Kosovska Mitrovica. The city is silent — the walls are speaking. Here, letters fall from the walls the way hope fades from a face.
Entrance to a former(?) cultural institution in the northern part of Kosovska Mitrovica — Mitrovački Dvor. Above the entrance, the remnants of a sign that once read "Mitrovački Dvor – Ceremonial Hall" now form a grim abbreviation: "Mtvak". The letters have fallen off, just like the meaning of the institution they once represented.
Ironically, what was meant to be a symbol of life, spirit, and community now eerily resembles the word "mrtvak" ("the dead one") — a ghostly reflection of the real state of culture in a city where cultural institutions have become hollow shells under the control of corrupt politicians — people who neither understand, respect, nor wish to develop them. The building stands as the shadow of a fundamentally noble idea, distorted and abused for the purposes of political marketing. In this partially collapsed inscription, one can now see the silence of a forgotten identity and a loud message about the slow decay not only of physical space, but of the very idea of culture as a shared public good.

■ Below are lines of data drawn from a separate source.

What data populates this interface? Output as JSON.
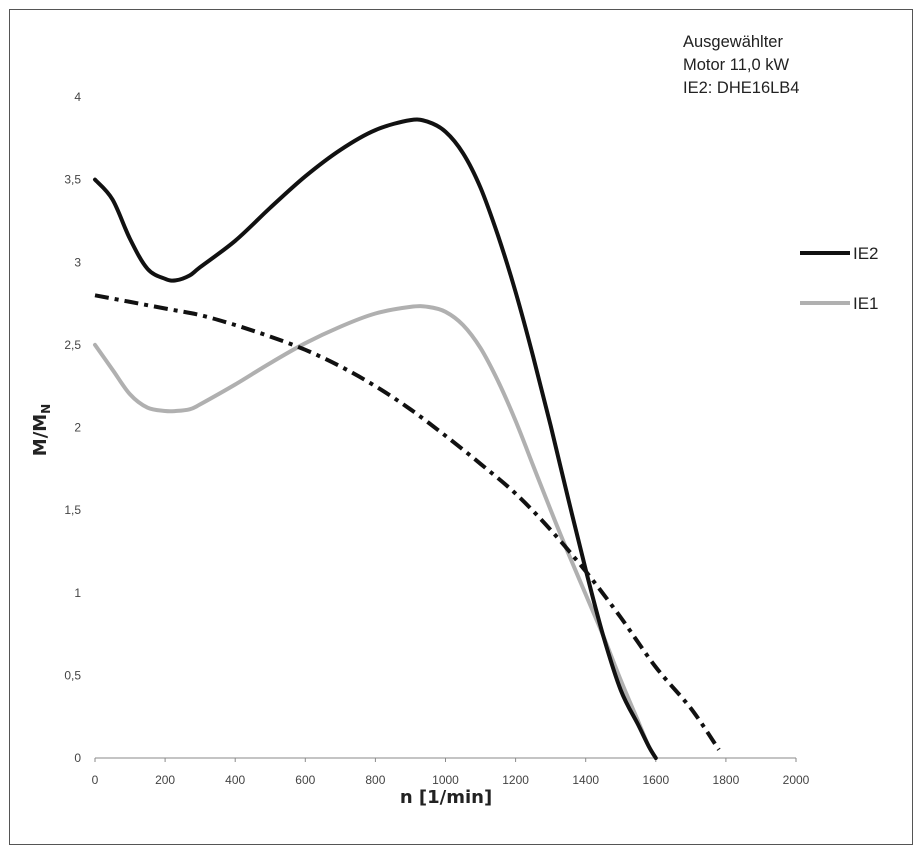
{
  "chart_data": {
    "type": "line",
    "annotation": [
      "Ausgewählter",
      "Motor 11,0 kW",
      "IE2: DHE16LB4"
    ],
    "xlabel": "n [1/min]",
    "ylabel_main": "M/M",
    "ylabel_sub": "N",
    "xlim": [
      0,
      2000
    ],
    "ylim": [
      0,
      4
    ],
    "x_ticks": [
      0,
      200,
      400,
      600,
      800,
      1000,
      1200,
      1400,
      1600,
      1800,
      2000
    ],
    "x_tick_labels": [
      "0",
      "200",
      "400",
      "600",
      "800",
      "1000",
      "1200",
      "1400",
      "1600",
      "1800",
      "2000"
    ],
    "y_ticks": [
      0,
      0.5,
      1,
      1.5,
      2,
      2.5,
      3,
      3.5,
      4
    ],
    "y_tick_labels": [
      "0",
      "0,5",
      "1",
      "1,5",
      "2",
      "2,5",
      "3",
      "3,5",
      "4"
    ],
    "grid": false,
    "legend_position": "right",
    "series": [
      {
        "name": "IE2",
        "color": "#111111",
        "style": "solid",
        "x": [
          0,
          50,
          100,
          150,
          200,
          230,
          270,
          300,
          400,
          500,
          600,
          700,
          800,
          900,
          950,
          1000,
          1050,
          1100,
          1150,
          1200,
          1250,
          1300,
          1350,
          1400,
          1450,
          1500,
          1550,
          1580,
          1600
        ],
        "y": [
          3.5,
          3.38,
          3.14,
          2.96,
          2.9,
          2.89,
          2.92,
          2.97,
          3.13,
          3.33,
          3.52,
          3.68,
          3.8,
          3.86,
          3.85,
          3.79,
          3.66,
          3.45,
          3.16,
          2.82,
          2.43,
          2.01,
          1.57,
          1.14,
          0.74,
          0.41,
          0.2,
          0.07,
          0.0
        ]
      },
      {
        "name": "IE1",
        "color": "#b0b0b0",
        "style": "solid",
        "x": [
          0,
          50,
          100,
          150,
          200,
          230,
          270,
          300,
          400,
          500,
          600,
          700,
          800,
          900,
          950,
          1000,
          1050,
          1100,
          1150,
          1200,
          1250,
          1300,
          1350,
          1400,
          1450,
          1500,
          1550,
          1580,
          1600
        ],
        "y": [
          2.5,
          2.35,
          2.2,
          2.12,
          2.1,
          2.1,
          2.11,
          2.14,
          2.26,
          2.39,
          2.51,
          2.61,
          2.69,
          2.73,
          2.73,
          2.7,
          2.62,
          2.48,
          2.28,
          2.04,
          1.77,
          1.5,
          1.24,
          0.99,
          0.74,
          0.47,
          0.22,
          0.07,
          0.0
        ]
      },
      {
        "name": "",
        "color": "#111111",
        "style": "dash-dot",
        "x": [
          0,
          100,
          200,
          300,
          400,
          500,
          600,
          700,
          800,
          900,
          1000,
          1100,
          1200,
          1300,
          1400,
          1500,
          1600,
          1700,
          1780
        ],
        "y": [
          2.8,
          2.76,
          2.72,
          2.68,
          2.62,
          2.55,
          2.47,
          2.37,
          2.25,
          2.11,
          1.95,
          1.78,
          1.6,
          1.38,
          1.13,
          0.85,
          0.55,
          0.3,
          0.05
        ]
      }
    ]
  }
}
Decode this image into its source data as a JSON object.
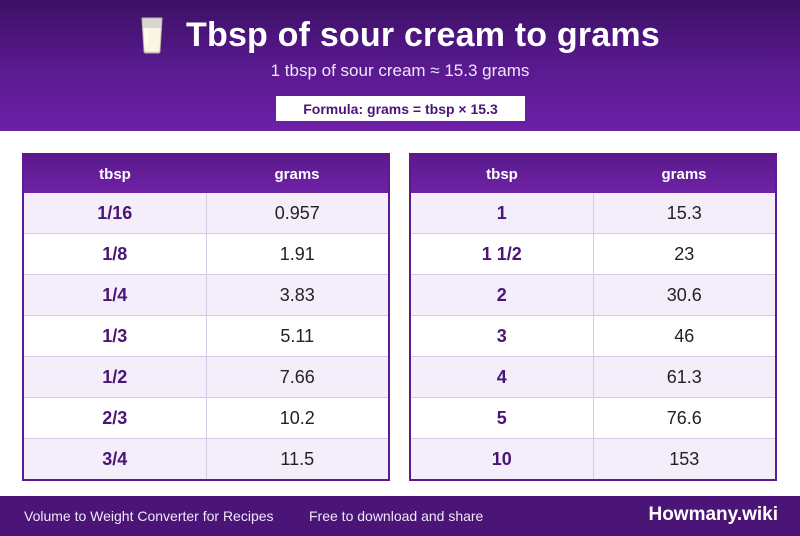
{
  "header": {
    "icon": "glass-of-milk-icon",
    "title": "Tbsp of sour cream to grams",
    "subtitle": "1 tbsp of sour cream ≈ 15.3 grams",
    "formula": "Formula: grams = tbsp × 15.3"
  },
  "tables": [
    {
      "headers": [
        "tbsp",
        "grams"
      ],
      "rows": [
        [
          "1/16",
          "0.957"
        ],
        [
          "1/8",
          "1.91"
        ],
        [
          "1/4",
          "3.83"
        ],
        [
          "1/3",
          "5.11"
        ],
        [
          "1/2",
          "7.66"
        ],
        [
          "2/3",
          "10.2"
        ],
        [
          "3/4",
          "11.5"
        ]
      ]
    },
    {
      "headers": [
        "tbsp",
        "grams"
      ],
      "rows": [
        [
          "1",
          "15.3"
        ],
        [
          "1 1/2",
          "23"
        ],
        [
          "2",
          "30.6"
        ],
        [
          "3",
          "46"
        ],
        [
          "4",
          "61.3"
        ],
        [
          "5",
          "76.6"
        ],
        [
          "10",
          "153"
        ]
      ]
    }
  ],
  "footer": {
    "left": "Volume to Weight Converter for Recipes",
    "middle": "Free to download and share",
    "brand": "Howmany.wiki"
  },
  "colors": {
    "header_bg": "#5b1a91",
    "accent": "#4a1577",
    "row_alt": "#f3eefa"
  }
}
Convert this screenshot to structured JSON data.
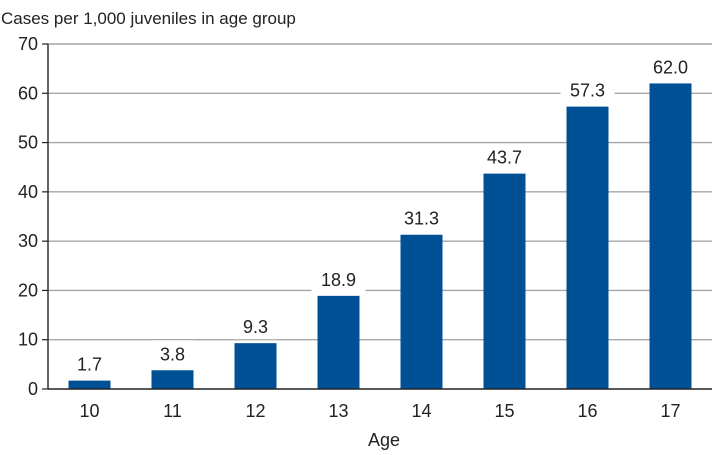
{
  "chart_data": {
    "type": "bar",
    "title": "",
    "ylabel": "Cases per 1,000 juveniles in age group",
    "xlabel": "Age",
    "categories": [
      "10",
      "11",
      "12",
      "13",
      "14",
      "15",
      "16",
      "17"
    ],
    "values": [
      1.7,
      3.8,
      9.3,
      18.9,
      31.3,
      43.7,
      57.3,
      62.0
    ],
    "value_labels": [
      "1.7",
      "3.8",
      "9.3",
      "18.9",
      "31.3",
      "43.7",
      "57.3",
      "62.0"
    ],
    "ylim": [
      0,
      70
    ],
    "yticks": [
      0,
      10,
      20,
      30,
      40,
      50,
      60,
      70
    ],
    "grid": true,
    "legend": "none",
    "colors": {
      "bar": "#005096",
      "grid": "#a6a6a6",
      "axis": "#222222"
    }
  }
}
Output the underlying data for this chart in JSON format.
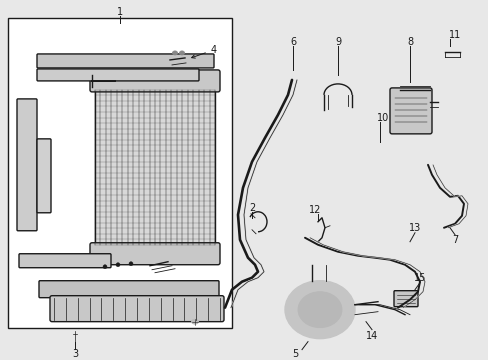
{
  "bg_color": "#e8e8e8",
  "box_bg": "#ffffff",
  "line_color": "#1a1a1a",
  "white": "#e8e8e8",
  "lw_thin": 0.6,
  "lw_med": 1.0,
  "lw_thick": 1.4,
  "font_size": 7
}
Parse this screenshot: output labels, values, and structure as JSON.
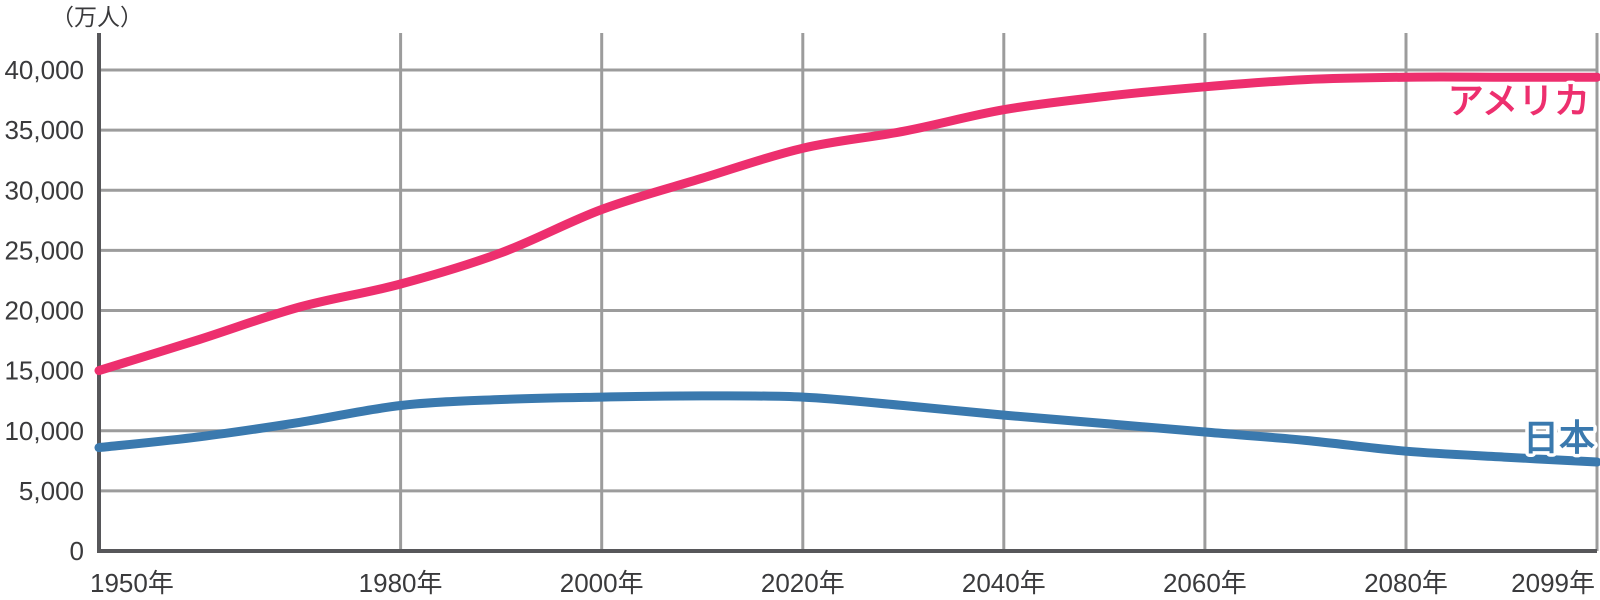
{
  "chart_data": {
    "type": "line",
    "title": "",
    "y_axis_unit_label": "（万人）",
    "xlim": [
      1950,
      2099
    ],
    "ylim": [
      0,
      40000
    ],
    "grid": true,
    "legend_position": "inline-right-of-lines",
    "x_ticks": [
      {
        "year": 1950,
        "label": "1950年"
      },
      {
        "year": 1980,
        "label": "1980年"
      },
      {
        "year": 2000,
        "label": "2000年"
      },
      {
        "year": 2020,
        "label": "2020年"
      },
      {
        "year": 2040,
        "label": "2040年"
      },
      {
        "year": 2060,
        "label": "2060年"
      },
      {
        "year": 2080,
        "label": "2080年"
      },
      {
        "year": 2099,
        "label": "2099年"
      }
    ],
    "y_ticks": [
      {
        "value": 0,
        "label": "0"
      },
      {
        "value": 5000,
        "label": "5,000"
      },
      {
        "value": 10000,
        "label": "10,000"
      },
      {
        "value": 15000,
        "label": "15,000"
      },
      {
        "value": 20000,
        "label": "20,000"
      },
      {
        "value": 25000,
        "label": "25,000"
      },
      {
        "value": 30000,
        "label": "30,000"
      },
      {
        "value": 35000,
        "label": "35,000"
      },
      {
        "value": 40000,
        "label": "40,000"
      }
    ],
    "x": [
      1950,
      1960,
      1970,
      1980,
      1990,
      2000,
      2010,
      2020,
      2030,
      2040,
      2050,
      2060,
      2070,
      2080,
      2090,
      2099
    ],
    "series": [
      {
        "key": "america",
        "name": "アメリカ",
        "color": "#ed2f6e",
        "values": [
          15000,
          17600,
          20300,
          22200,
          24800,
          28400,
          31000,
          33500,
          34900,
          36700,
          37800,
          38600,
          39200,
          39400,
          39400,
          39400
        ]
      },
      {
        "key": "japan",
        "name": "日本",
        "color": "#3a79ae",
        "values": [
          8600,
          9500,
          10700,
          12100,
          12600,
          12800,
          12900,
          12800,
          12100,
          11300,
          10600,
          9900,
          9200,
          8300,
          7800,
          7400
        ]
      }
    ]
  },
  "colors": {
    "background": "#ffffff",
    "gridline": "#9c9c9c",
    "axis": "#57575a",
    "tick_text": "#3a3a3c",
    "series_label_halo": "#ffffff"
  }
}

An accidental confession that culture is no longer a space of life, but an archived corpse. And in a place where cultural expression is one of the last remaining ways to preserve collective consciousness and historical continuity, the “death” of culture is not just an artistic concern — it signals a deep identity crisis. Because the cultural stage is where we ask: Who are we? And when no one asks that question anymore — you know it’s not just culture that has died. Identity is dying, too.